It says:
MTHFR deficiency can cause problems with “neurological symptoms, premature arteriosclerosis, and venous and arterial thrombosis.”
MTHFR mutations come in heterozygous or homozygous. Heterozygous means there are two different genes at the allele (or locus, or the location of the gene). Homozygous means the two genes are the same.
(You get one gene from each parent. They could be the same gene (the same one from each parent) or different genes (again, one from each parent, but different ones this time), or a mutation of one or the other or both.)
If there are two different genes, the dominant gene is usually the ‘boss.’ The other one is recessive. If the genes are they same, then they do the same thing as each other.

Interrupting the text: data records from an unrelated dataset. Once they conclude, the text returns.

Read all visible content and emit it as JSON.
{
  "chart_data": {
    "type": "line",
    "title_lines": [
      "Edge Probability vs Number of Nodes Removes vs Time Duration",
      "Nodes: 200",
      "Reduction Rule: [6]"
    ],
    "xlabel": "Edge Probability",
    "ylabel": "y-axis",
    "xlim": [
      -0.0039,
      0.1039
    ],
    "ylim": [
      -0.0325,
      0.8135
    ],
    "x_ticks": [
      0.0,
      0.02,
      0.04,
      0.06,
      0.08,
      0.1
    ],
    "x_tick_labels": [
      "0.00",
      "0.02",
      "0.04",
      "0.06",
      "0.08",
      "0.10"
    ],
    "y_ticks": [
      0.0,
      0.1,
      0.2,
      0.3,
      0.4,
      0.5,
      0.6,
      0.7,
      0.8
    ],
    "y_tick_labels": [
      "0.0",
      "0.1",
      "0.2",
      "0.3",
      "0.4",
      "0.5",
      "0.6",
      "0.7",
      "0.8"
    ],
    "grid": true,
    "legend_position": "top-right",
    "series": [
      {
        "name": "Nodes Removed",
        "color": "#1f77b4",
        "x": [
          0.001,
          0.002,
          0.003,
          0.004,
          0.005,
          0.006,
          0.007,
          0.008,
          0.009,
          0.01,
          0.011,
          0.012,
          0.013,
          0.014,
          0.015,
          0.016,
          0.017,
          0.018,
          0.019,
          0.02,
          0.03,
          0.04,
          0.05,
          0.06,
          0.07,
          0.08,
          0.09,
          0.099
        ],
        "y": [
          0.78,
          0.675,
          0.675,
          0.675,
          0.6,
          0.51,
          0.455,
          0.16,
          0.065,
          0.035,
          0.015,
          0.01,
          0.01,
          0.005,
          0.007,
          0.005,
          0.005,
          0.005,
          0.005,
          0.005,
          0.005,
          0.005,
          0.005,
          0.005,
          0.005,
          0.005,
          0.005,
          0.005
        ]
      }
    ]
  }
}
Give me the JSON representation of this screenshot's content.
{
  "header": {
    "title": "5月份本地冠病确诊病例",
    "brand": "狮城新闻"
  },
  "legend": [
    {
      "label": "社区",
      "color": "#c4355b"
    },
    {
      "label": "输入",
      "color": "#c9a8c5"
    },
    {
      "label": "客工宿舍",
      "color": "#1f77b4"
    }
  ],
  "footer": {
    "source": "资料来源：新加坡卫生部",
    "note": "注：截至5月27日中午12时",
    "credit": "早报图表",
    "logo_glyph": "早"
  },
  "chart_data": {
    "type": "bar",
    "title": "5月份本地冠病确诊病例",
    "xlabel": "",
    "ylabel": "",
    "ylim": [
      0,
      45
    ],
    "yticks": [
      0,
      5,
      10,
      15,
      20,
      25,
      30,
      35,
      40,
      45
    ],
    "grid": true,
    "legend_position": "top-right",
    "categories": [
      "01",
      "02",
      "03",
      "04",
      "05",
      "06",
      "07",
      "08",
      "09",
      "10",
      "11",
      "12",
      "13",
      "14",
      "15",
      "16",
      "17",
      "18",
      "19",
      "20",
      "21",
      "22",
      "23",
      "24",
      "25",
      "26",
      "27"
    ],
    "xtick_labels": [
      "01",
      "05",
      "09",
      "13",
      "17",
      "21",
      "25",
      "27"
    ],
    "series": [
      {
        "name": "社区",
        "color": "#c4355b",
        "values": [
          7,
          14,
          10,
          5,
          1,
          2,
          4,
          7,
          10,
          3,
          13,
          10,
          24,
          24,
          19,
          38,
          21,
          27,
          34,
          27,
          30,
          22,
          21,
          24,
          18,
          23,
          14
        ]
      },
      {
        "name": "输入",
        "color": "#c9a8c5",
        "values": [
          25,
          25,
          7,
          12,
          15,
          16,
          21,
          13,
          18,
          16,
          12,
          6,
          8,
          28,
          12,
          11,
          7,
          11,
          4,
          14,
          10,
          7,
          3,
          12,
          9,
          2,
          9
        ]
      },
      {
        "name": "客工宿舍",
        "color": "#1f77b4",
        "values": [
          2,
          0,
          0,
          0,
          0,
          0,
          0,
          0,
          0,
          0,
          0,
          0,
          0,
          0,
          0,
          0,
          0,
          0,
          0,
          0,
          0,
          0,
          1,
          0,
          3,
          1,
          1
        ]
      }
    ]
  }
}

The mutation C677T causes the most problems. This mutation causes an increase in homocysteine in the patient’s blood. Homocysteine may be associated with increased risk for cardiovascular and peripheral vascular disease. Someone with this mutation may experience an increase in homocysteine levels when exposed to nitrous oxide.
Now, I have access to the article. It is a case report of one patient. Consider single case reports carefully. Single cases are interesting but do not speak to the larger idea well.
The woman, 44, had a homozygous MTHFR mutation and a predisposition to vascular clots (from the mutation?).
She was prescribed coumadin, a blood thinner.
Six months later, she was admitted to the hospital with a GI bleed. She received blood and plasma, but then developed a clot in an artery in one of her kidneys. She recovered and went home.
She returned again with cellulitis of the foot. (She had stepped on a screw.) She was admitted to the hospital where she got antibiotics and blood thinners, but the toe also had gangrene and needed to be amputated. I believe her labs say she was already ill. I think it says her clotting factors were off and that her blood was too thin.
In preparation for the surgery, which would be done under general anesthetic, she got two units of plasma. Thirty minutes later, she had an episode of bronchospasm.
She had the surgery and nitrous oxide was not used.
She then developed pneumonia. She was already ill. She got worse. She was intubated and sent to the ICU. They tried different anticoagulents including heparin, coumadin and lovenox to manage her bleeding times which were abnormal. She also had many other abnormal labs.
Her blood pressure dropped, requiring treatment. Her heart labs were abnormal indicating damage, and that was also treated. Then on day 7,her kidneys failed, due to a clot in her kidney, requiring dialysis. On day 7 she also got a tracheotomy (yay- off the vent).
She did not get better until day 10 of her hospital stay and finally got out of the ICU on day 17. Her kidneys (and other things) slowly began to recover and she went home on day 39, but she still needed kidney dialysis as an outpatient. She continued to take coumadin and folate on an outpatient basis.
This article goes on to cite another study using 20 patients with the C677T defect where 10 got nitrous oxide and 10 did not. The ones who got the nitrous oxide had large increases in homocysteine levels after the nitrous oxide. The article points out that a study of 20 is too small to make generalizations.
The article concludes with the idea that “It is recommended that N2O be avoided in patients with MTHFR deficiency undergoing general anesthesia,” that the patients always be properly anticoagulated, and also well hydrated, monitored for clots, and that liver and kidney function be closely monitored since they clear medications from the system (and it is important they function as well as possible, especially when one is very ill). Even healthy patients should do things to avoid clots.
Anyone else read “MTHFR” as something entirely different?